It’s called mental imbalance for a reason. Sanity hangs, in part, in the gentle balance of chemicals strung together within regions of the brain in an intricate matrix.
In schizophrenia, the matrix is sharply jarred, debilitating the mind and triggering hallucinations. Now, researchers at the Georgia Institute of Technology have created an interactive model of that matrix to fast-track research and treatment of the tormenting disorder.
It uses massive amounts of research data to simulate major systemic chemical changes in the brains of schizophrenia sufferers but depicts them in simple, colorful graphics.
Clinicians could use it to help patients and their loved ones better understand the chemical underpinnings of the disease and therapeutic alternatives. And researchers could test out hypotheses virtually, quickly and easily, and get a better overall sense of the disease.
Daily dysfunction
Qi and his team built the computational model around the neurochemistry behind that cognitive function, which goes badly awry in schizophrenia.
Working memory is short-term recollection that lends the mind coherence. It remembers what we saw, said or did seconds ago and what we want to do seconds from now.
Hallucinations may be the eye-catching, popularized symptom of schizophrenia, but the disease’s impairment of working memory, though less attention-grabbing, arguably debilitates sufferers more.
“Working memory deficits disrupt storing and processing of information as basic as letters and numbers, and they hinder the recall of stored information,” Qi said. “That makes learning and planning difficult.”
Sorry, no drugs
The researchers found that there is a stark lack of medical treatment for this symptom.
“Cognitive symptoms were actually associated with schizophrenia before symptoms like hallucinations became the focus,” said Eberhard Voit, a Georgia Tech biomedical engineer and a Georgia Research Alliance eminent scholar, who supervised the modeling effort. “Yet, drugs for schizophrenia mainly target the latter symptoms.”
Two neurotransmitters, glutamate and gamma-aminobutyric acid (GABA) are crucial to working memory in their coordination of two brain regions, the dorsal prefrontal cortex and the basal ganglia.
Glutamate boosts nerve transmission, and GABA tones it down, and it’s important for the two to strike a balance. But other neurotransmitters associated with additional brain regions also tug at that balance.
Mining disparate data
The Georgia Tech researchers collected studies on brain chemistry in schizophrenia from nearly 50 labs around the world, and mined the data.
To interpret them, they consulted researchers who have dedicated their lives to exploring schizophrenia and they fed the information into differential equations representing relationships between neurochemical systems.
They arrived at a novel map of the brain chemistry behind working memory dysfunction in schizophrenia. “That is new, this map. It reflects the collective knowledge of the scientific community,” Voit said.
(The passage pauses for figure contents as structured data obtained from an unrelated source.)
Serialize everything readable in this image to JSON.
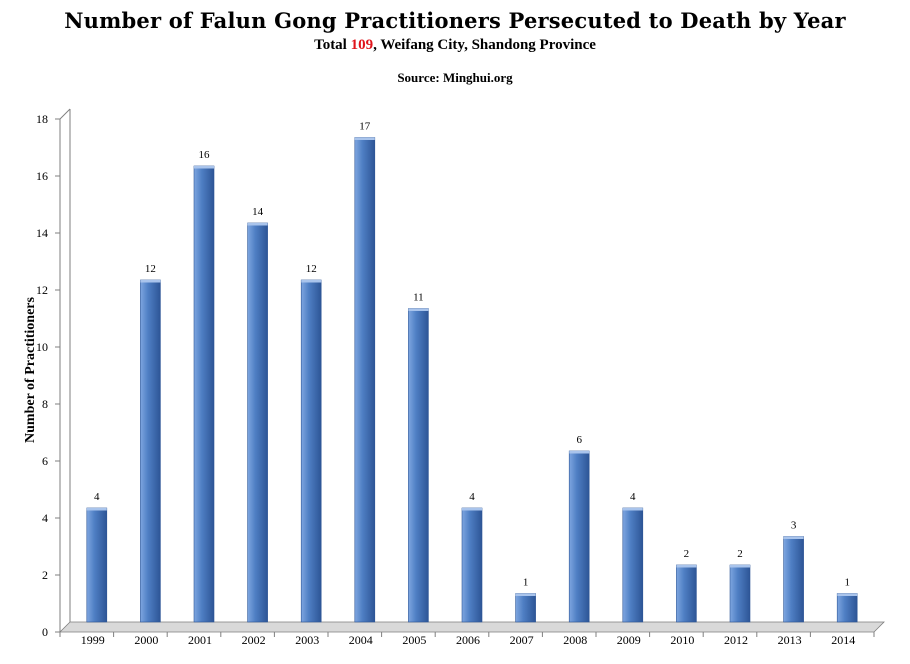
{
  "header": {
    "title": "Number of Falun Gong Practitioners  Persecuted to Death by Year",
    "subtitle_prefix": "Total ",
    "subtitle_total": "109",
    "subtitle_suffix": ", Weifang City, Shandong Province",
    "source": "Source: Minghui.org"
  },
  "colors": {
    "bar_light": "#7ea6e0",
    "bar_mid": "#4f7fc4",
    "bar_dark": "#2d5596",
    "bar_top": "#a9c4ec",
    "axis": "#7f7f7f",
    "floor": "#d9d9d9",
    "total_highlight": "#e0141b"
  },
  "chart_data": {
    "type": "bar",
    "title": "Number of Falun Gong Practitioners  Persecuted to Death by Year",
    "subtitle": "Total 109, Weifang City, Shandong Province",
    "xlabel": "",
    "ylabel": "Number of Practitioners",
    "categories": [
      "1999",
      "2000",
      "2001",
      "2002",
      "2003",
      "2004",
      "2005",
      "2006",
      "2007",
      "2008",
      "2009",
      "2010",
      "2012",
      "2013",
      "2014"
    ],
    "values": [
      4,
      12,
      16,
      14,
      12,
      17,
      11,
      4,
      1,
      6,
      4,
      2,
      2,
      3,
      1
    ],
    "ylim": [
      0,
      18
    ],
    "yticks": [
      0,
      2,
      4,
      6,
      8,
      10,
      12,
      14,
      16,
      18
    ],
    "grid": false,
    "legend": "none",
    "data_labels": true
  }
}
“With the information assembled, we wrote code to implement this model,” Qi said. The result is a program of the neurochemical matrix that’s easy to use.
Playing with mobiles
Users can input varying levels of neurotransmitters, and the matrix model simulates the labyrinthine domino effects they have on each other. But the output to the user is much simpler, even playful.
“What the user sees is a mobile tilting back and forth,” Voit said. Color-coded dots on the mobile represent neurotransmitters. If doctors or researchers tug at one, the others follow until a new state is reached.
“The mobile looks simple, although it takes into account the underlying complex interactions among neurotransmitters that determine the nodes in the mobile,” Qi said.
With a few months’ work, a graphic user interface could be constructed to allow doctors and researchers to easily use Georgia Tech’s new computational model.